Unfortunately, limiting the number of results for a query is only part of the equation, since you normally also need to provide some type of paging functionality. There are tools, such as the very popular DisplayTag custom tag written by Fabrizio Giustina, to help with the display of data in a nice table that provides paging and sorting. Unfortunately, most of them want to have all the results completely in memory for the paging to work properly. I hate doing this since you are just taking up memory by putting data in the user session that the user will probably never even access. Thus you are just wasted memory by storing the complete result set in memory. I have always tried to implement paging so that you go back to the database for each page of information and not store anything in the session. You think Google stores a couple million results in memory for each search? Doubt it.

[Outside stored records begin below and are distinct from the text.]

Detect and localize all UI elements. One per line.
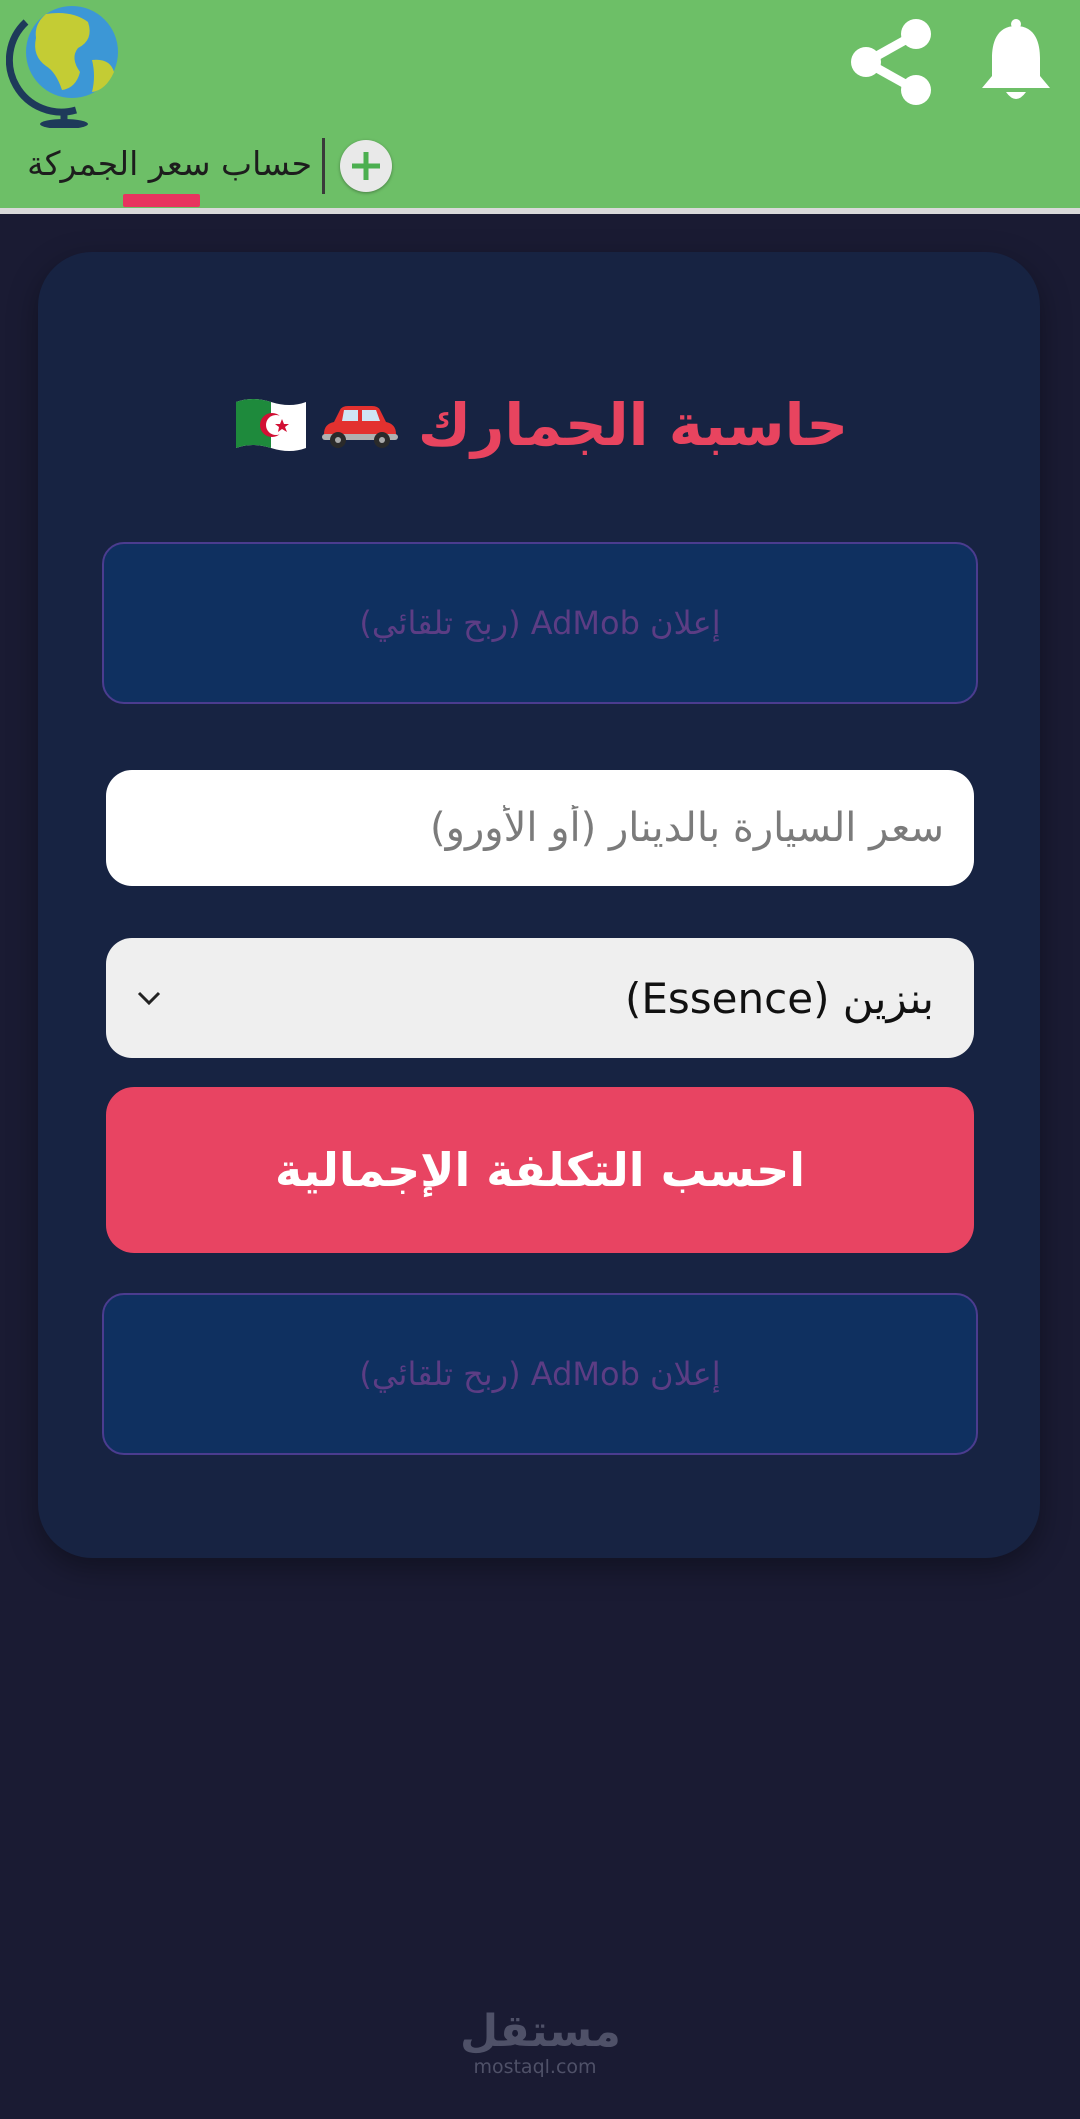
tab-indicator [123,194,200,207]
add-tab-icon[interactable] [340,140,392,192]
watermark-domain: mostaql.com [473,2056,597,2078]
car-icon [321,406,398,448]
calculate-total-button[interactable]: احسب التكلفة الإجمالية [106,1087,974,1253]
app-bar: حساب سعر الجمركة [0,0,1080,208]
car-price-input[interactable] [106,770,974,886]
fuel-type-value: بنزين (Essence) [624,973,934,1023]
ad-banner-top[interactable]: إعلان AdMob (ربح تلقائي) [102,542,978,704]
tab-customs-calc[interactable]: حساب سعر الجمركة [0,138,312,188]
title-text: حاسبة الجمارك [417,391,849,459]
ad-label: إعلان AdMob (ربح تلقائي) [359,1355,721,1393]
share-icon[interactable] [846,16,936,108]
bell-icon[interactable] [980,18,1052,104]
chevron-down-icon [137,991,161,1006]
globe-icon[interactable] [6,0,121,128]
tab-divider [322,138,325,194]
tab-label: حساب سعر الجمركة [27,143,312,183]
fuel-type-select[interactable]: بنزين (Essence) [106,938,974,1058]
watermark-arabic: مستقل [460,2006,621,2057]
ad-banner-bottom[interactable]: إعلان AdMob (ربح تلقائي) [102,1293,978,1455]
page-title: حاسبة الجمارك [0,380,1080,470]
algeria-flag-icon [235,399,306,451]
ad-label: إعلان AdMob (ربح تلقائي) [359,604,721,642]
app-bar-divider [0,208,1080,214]
mostaql-watermark: مستقل mostaql.com [460,2006,621,2079]
calculate-button-label: احسب التكلفة الإجمالية [274,1143,806,1197]
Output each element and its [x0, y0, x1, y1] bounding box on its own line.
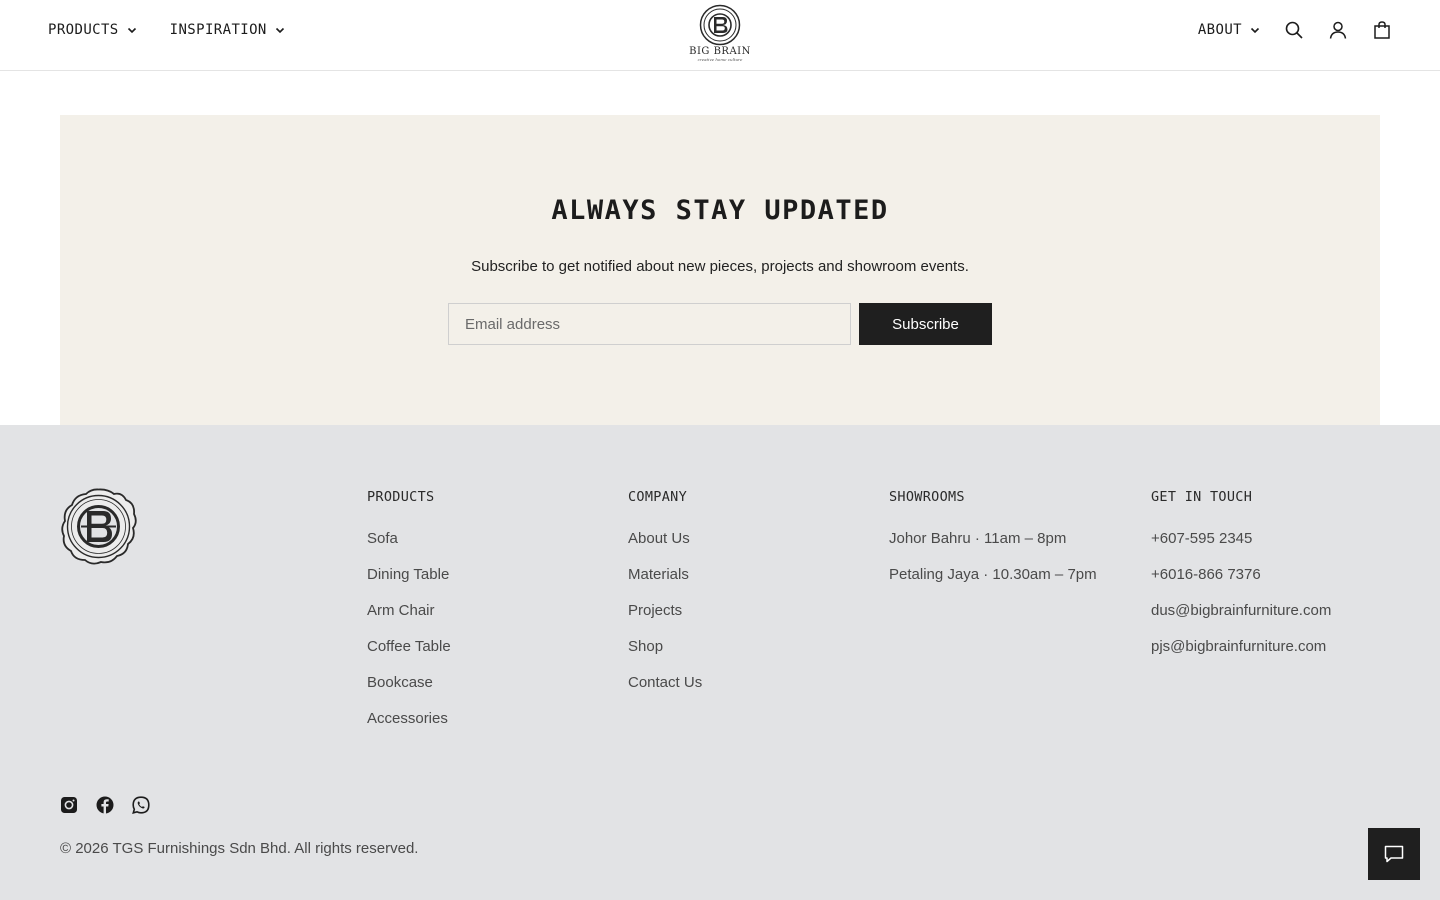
account-icon[interactable] [1328, 20, 1348, 40]
footer-column-company: COMPANY About Us Materials Projects Shop… [628, 489, 702, 711]
footer-link[interactable]: Projects [628, 602, 682, 619]
site-footer: PRODUCTS Sofa Dining Table Arm Chair Cof… [0, 425, 1440, 900]
logo-wordmark: BIG BRAIN [689, 46, 751, 57]
primary-nav: PRODUCTS INSPIRATION [48, 22, 285, 38]
footer-link[interactable]: Bookcase [367, 674, 433, 691]
chat-icon [1384, 845, 1404, 863]
footer-link[interactable]: Coffee Table [367, 638, 451, 655]
chevron-down-icon [127, 27, 136, 34]
facebook-icon[interactable] [96, 796, 114, 814]
social-links [60, 796, 150, 814]
showroom-hours: Johor Bahru · 11am – 8pm [889, 530, 1067, 547]
footer-logo-icon[interactable] [60, 488, 137, 566]
footer-column-title: SHOWROOMS [889, 489, 965, 505]
search-icon[interactable] [1284, 20, 1304, 40]
nav-inspiration[interactable]: INSPIRATION [170, 22, 285, 38]
copyright-text: © 2026 TGS Furnishings Sdn Bhd. All righ… [60, 840, 419, 857]
nav-products-label: PRODUCTS [48, 22, 119, 38]
footer-link[interactable]: Shop [628, 638, 663, 655]
footer-link[interactable]: Accessories [367, 710, 448, 727]
logo-tagline: creative home culture [697, 57, 743, 62]
phone-link[interactable]: +6016-866 7376 [1151, 566, 1261, 583]
footer-column-title: GET IN TOUCH [1151, 489, 1253, 505]
chevron-down-icon [1250, 27, 1260, 34]
footer-column-contact: GET IN TOUCH +607-595 2345 +6016-866 737… [1151, 489, 1331, 675]
email-link[interactable]: pjs@bigbrainfurniture.com [1151, 638, 1326, 655]
email-field[interactable] [448, 303, 851, 345]
showroom-hours: Petaling Jaya · 10.30am – 7pm [889, 566, 1097, 583]
cart-icon[interactable] [1372, 20, 1392, 40]
footer-column-title: PRODUCTS [367, 489, 435, 505]
subscribe-button[interactable]: Subscribe [859, 303, 992, 345]
logo-emblem-icon [699, 4, 741, 46]
utility-nav: ABOUT [1198, 20, 1392, 40]
footer-link[interactable]: Sofa [367, 530, 398, 547]
chat-button[interactable] [1368, 828, 1420, 880]
footer-link[interactable]: Dining Table [367, 566, 449, 583]
whatsapp-icon[interactable] [132, 796, 150, 814]
newsletter-section: ALWAYS STAY UPDATED Subscribe to get not… [60, 115, 1380, 425]
footer-column-products: PRODUCTS Sofa Dining Table Arm Chair Cof… [367, 489, 451, 747]
nav-about-label: ABOUT [1197, 22, 1242, 38]
email-link[interactable]: dus@bigbrainfurniture.com [1151, 602, 1331, 619]
footer-link[interactable]: Materials [628, 566, 689, 583]
footer-column-showrooms: SHOWROOMS Johor Bahru · 11am – 8pm Petal… [889, 489, 1097, 603]
footer-column-title: COMPANY [628, 489, 687, 505]
phone-link[interactable]: +607-595 2345 [1151, 530, 1252, 547]
newsletter-subtitle: Subscribe to get notified about new piec… [471, 258, 969, 275]
chevron-down-icon [275, 27, 284, 34]
newsletter-title: ALWAYS STAY UPDATED [551, 195, 889, 226]
site-header: PRODUCTS INSPIRATION BIG BRAIN creative … [0, 0, 1440, 71]
footer-link[interactable]: Contact Us [628, 674, 702, 691]
nav-about[interactable]: ABOUT [1198, 22, 1260, 38]
footer-link[interactable]: About Us [628, 530, 690, 547]
brand-logo[interactable]: BIG BRAIN creative home culture [686, 4, 754, 66]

So how can you accomplish paging in the database? Again you normally have to use vendor-specific syntax. For MySql you simply use the limit clause, but you specify two parameters: the start row and the number of rows to retrieve. For example, suppose we want the first page from the person search assuming a page size of 25:

select * from person where last_name = 'Smith' order by last_name, first_name limit 0, 25

Simple. Suppose you want the second and then third pages. The queries are:

select * from person where last_name = 'Smith' order by last_name, first_name limit 25, 25
select * from person where last_name = 'Smith' order by last_name, first_name limit 50, 25

Again, in MySql this is really simple to accomplish. In Oracle, not as simple since you now have to get additional operators involved, specifically row_number() and over() functions. More on that later...for now I suggest you migrate all Oracle databases to MySql. Wouldn't that be nice? :-)

One last thing. The really nice thing about Hibernate is that it understands how to limit result sets and perform paging operations in all the databases it supports. Your code does not need to care. You simply do something like:

Criteria criteria = session.createCriteria(Person.class);
criteria.addOrder(Order.asc("lastName"));
criteria.addOrder(Order.asc("firstName"));
criteria.setFirstResult(50);
criteria.setMaxResults(25);
List results = criteria.list();

Then, Hibernate will perform the appropriate vendor-specific query based on the dialect you configure Hibernate with. Thus, using a tools like Hibernate allows you to write queries at a higher level and completely abstract the actual query that is performed on your specific database at runtime.